Cat owners warned of new law or risk huge £500 fine

Cat owners have been warned of a new law that could see them hit with a fine of up to £500. The rule means that all feline friends in England must be microchipped by June 10 this year.

According to animal charity PDSA, over half (54 per cent) of cat owners are not aware of the law change. Statistics from the 2024 PDSA Animal Wellbeing (PAW) Report show that there has been just a 3 per cent increase in the population of cats with a microchip.

It is believed that 22 per cent of the UK cat population, nearly 2.4 million cats, are currently without a microchip. This leaves owners just two months to ensure they are within the rules.

Read more:

If owners are found without their cat microchipped by June 10, they will have just 21 days to have one implemented. After the 21 days, owners may then face a fine of up to £500.

PDSA vet, Lynne James, said: “A microchip is a tiny identification device that contains a unique number, usually 15 digits, linking a pet to their owner. In cats, microchips are implanted under the skin between the shoulder blades – it’s a very quick procedure that takes just a few seconds and doesn’t require sedation or anaesthetic.

“Microchips can contain various amounts of vital information, and the more kept up to date information stored on your pet’s microchip, the better! Some of the key information that can be stored includes, the pet owner’s full name, address and contact details. The pet’s assigned name, gender, breed, date of birth and even their colour.”

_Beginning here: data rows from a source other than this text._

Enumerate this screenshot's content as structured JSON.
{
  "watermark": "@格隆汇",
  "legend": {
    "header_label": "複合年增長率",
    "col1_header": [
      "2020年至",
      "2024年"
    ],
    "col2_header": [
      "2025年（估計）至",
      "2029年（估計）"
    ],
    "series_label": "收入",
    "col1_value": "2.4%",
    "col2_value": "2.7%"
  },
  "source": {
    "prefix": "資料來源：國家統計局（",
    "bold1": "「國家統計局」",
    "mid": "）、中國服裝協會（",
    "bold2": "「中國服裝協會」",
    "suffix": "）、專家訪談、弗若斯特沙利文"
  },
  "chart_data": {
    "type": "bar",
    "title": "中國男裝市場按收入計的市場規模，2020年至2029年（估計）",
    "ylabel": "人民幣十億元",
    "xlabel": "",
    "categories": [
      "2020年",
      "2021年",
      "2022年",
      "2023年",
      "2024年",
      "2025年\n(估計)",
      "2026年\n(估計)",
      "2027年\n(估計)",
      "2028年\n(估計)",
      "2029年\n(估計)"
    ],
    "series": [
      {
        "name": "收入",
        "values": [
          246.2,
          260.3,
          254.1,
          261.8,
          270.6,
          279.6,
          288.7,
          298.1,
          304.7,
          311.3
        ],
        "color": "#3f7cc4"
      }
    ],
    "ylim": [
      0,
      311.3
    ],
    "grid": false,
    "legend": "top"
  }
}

Whilst there is no minimum age to have your cat microchipped, the new legislation in England states that cats must be microchipped by 20 weeks of age.

Lynne adds: “Even if your cat prefers the indoor life, microchipping is still important. Owners may not be too worried if they have an indoor cat, but there’s plenty of ways cats can sneak outside, or nip out through an open door or window. It’s always best to have the extra peace of mind that a microchip provides. By June, it will be law regardless of whether your cat remains indoors or not.”

Microchipping ensures any lost or stolen cats have the best chance of being reunited with their owners as quickly as possible. They are also useful to keep other cats out of your home with a microchip-activated cat flap and restrict food access if you have a microchip food bowl. If you have either of these gadgets, you can also easily monitor your cat’s comings and goings and how often they eat.

“It is really important that owners are aware of which database their pet’s microchip is registered, so they are able to keep their details up to date,” adds Lynne. “Moving address or getting a new phone number are simple, but vital changes for the microchip database.”